Cash-rich Chinese companies are eyeing strong brands as a key goal when making merger and acquisition deals in Europe despite their concerns about reputation risk, a survey by international law firm Clifford Chance has said.
The survey, released on Tuesday, was conducted among senior executives from almost 400 large companies globally in different industries, of which 122 come from the Asia-Pacific region. Over half of the companies in the survey have annual revenues of more than $1 billion each.
Asia-Pacific companies generally have strong financial capabilities and 87.1 percent of Chinese respondents prefer to use cash reserves to finance M&A deals, the poll found.
Acquiring strong brands is important for 26.2 percent of Asia-Pacific respondents and is a strategy for many Chinese companies looking to grow their businesses.
"Chinese respondents risk much of their reputations if the M&A deals they are involved in fail," said Tim Wang, a partner at Clifford Chance's Beijing office.
Currency risks are seen as the greatest threat to executing M&A deals in Europe by 41.8 percent of Asia-Pacific respondents, followed by rising costs, including labor and taxes (35.2 percent) and reputation risks (30.3 percent).
Although the financial crisis in the eurozone and unresolved instability continues to dampen appetite for M&A transactions in Europe and around the world, only 9 percent of Asia-Pacific respondents do not consider Europe an attractive place for M&A activity.
In 2012, the United Kingdom was the number one target jurisdiction for Asian companies, as it has seen less impact from the eurozone crisis and is considered a more open foreign investment environment.
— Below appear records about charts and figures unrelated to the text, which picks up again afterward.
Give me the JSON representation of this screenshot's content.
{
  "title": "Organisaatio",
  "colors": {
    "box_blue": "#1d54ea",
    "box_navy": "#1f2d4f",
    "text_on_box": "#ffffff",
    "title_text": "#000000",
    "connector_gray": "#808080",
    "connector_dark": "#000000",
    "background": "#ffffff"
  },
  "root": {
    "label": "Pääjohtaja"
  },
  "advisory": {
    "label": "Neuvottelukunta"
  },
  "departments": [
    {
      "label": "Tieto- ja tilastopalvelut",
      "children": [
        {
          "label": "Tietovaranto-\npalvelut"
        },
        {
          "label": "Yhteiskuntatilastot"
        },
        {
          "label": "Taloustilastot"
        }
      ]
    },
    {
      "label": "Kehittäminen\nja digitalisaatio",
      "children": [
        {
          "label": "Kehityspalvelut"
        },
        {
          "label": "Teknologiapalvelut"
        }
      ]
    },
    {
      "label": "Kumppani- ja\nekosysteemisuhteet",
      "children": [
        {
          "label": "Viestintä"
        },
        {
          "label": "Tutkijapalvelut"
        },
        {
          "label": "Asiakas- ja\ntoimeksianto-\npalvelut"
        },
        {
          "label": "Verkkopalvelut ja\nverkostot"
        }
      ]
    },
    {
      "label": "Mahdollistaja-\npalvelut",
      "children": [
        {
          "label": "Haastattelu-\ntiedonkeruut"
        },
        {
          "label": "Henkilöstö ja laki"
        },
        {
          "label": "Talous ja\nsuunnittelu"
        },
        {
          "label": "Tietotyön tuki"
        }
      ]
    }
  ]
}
The UK was followed by Germany and France.
Gaining technology access and know-how is a key driver for acquisitions in Europe, as stated by 43.4 percent of Asia-Pacific respondents, particularly in countries such as Germany where deals made included China's Sany Heavy Industry Co Ltd's acquisition of Putzmeister GmbH, a major manufacturer of concrete pumps.
Meanwhile, the risks associated with the European market are opening up opportunities for bold investors to acquire assets at attractive valuations.
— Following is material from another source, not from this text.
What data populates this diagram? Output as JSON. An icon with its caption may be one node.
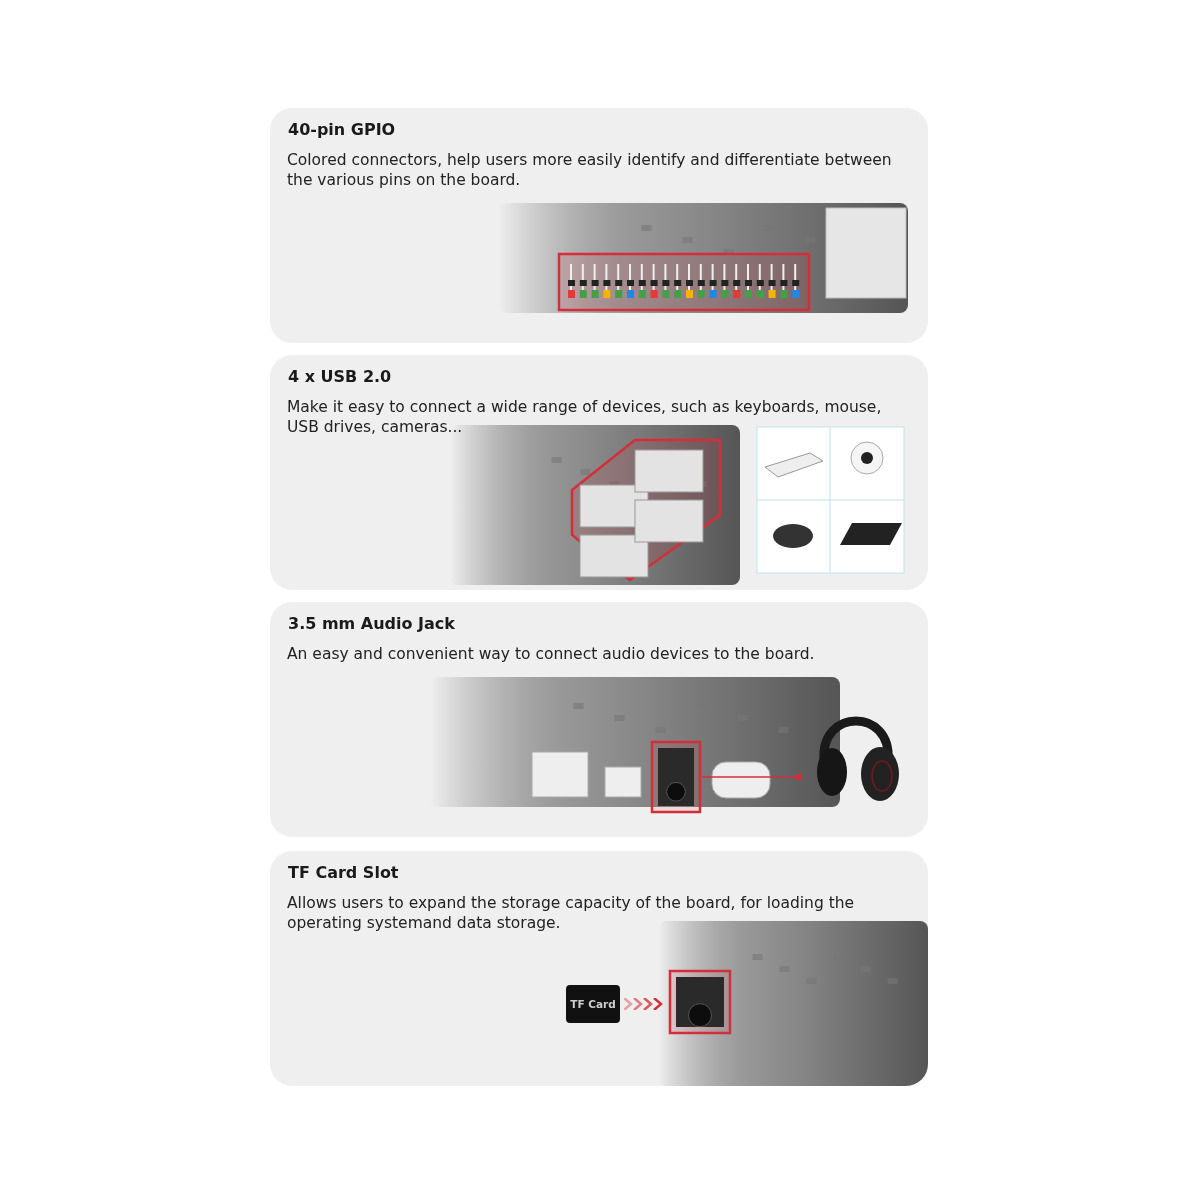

The survey said that 72 percent of Asia-Pacific respondents consider that assets in Europe are either undervalued or that their valuations are about right, while 71.3 percent expect valuations to either stay the same or decrease over the next two years.
"This means we should continue to see opportunistic acquisitions by Asian investors into the distressed European market over the next few years," said Terence Foo, a partner at Clifford Chance's Beijing office.
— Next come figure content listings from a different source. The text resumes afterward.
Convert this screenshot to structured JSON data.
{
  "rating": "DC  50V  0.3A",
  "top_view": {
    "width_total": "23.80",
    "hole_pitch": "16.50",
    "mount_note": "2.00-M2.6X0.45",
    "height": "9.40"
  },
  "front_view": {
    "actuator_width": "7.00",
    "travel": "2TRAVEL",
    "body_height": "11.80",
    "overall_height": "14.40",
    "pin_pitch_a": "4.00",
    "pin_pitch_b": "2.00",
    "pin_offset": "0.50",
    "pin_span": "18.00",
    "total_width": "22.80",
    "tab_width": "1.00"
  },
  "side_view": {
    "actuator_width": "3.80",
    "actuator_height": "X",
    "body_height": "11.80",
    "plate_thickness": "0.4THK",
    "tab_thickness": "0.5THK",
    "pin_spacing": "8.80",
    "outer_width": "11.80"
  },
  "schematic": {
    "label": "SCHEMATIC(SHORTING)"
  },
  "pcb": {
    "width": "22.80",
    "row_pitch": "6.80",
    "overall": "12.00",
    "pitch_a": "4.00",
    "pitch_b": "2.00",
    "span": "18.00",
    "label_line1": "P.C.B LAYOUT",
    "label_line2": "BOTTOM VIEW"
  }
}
For instance, Chinese private conglomerate Fosun Group and AXA Private Equity plan to buy holiday group Club Med along with the company's management, the companies said in May.
However, Matthew Layton, head of global corporate law at Clifford Chance, said that Chinese companies may face strong competitors when bidding for good assets in Europe.
Layton said that it's important to maintain a good long-term relationship with European companies and make solid commitments on matters such as employment.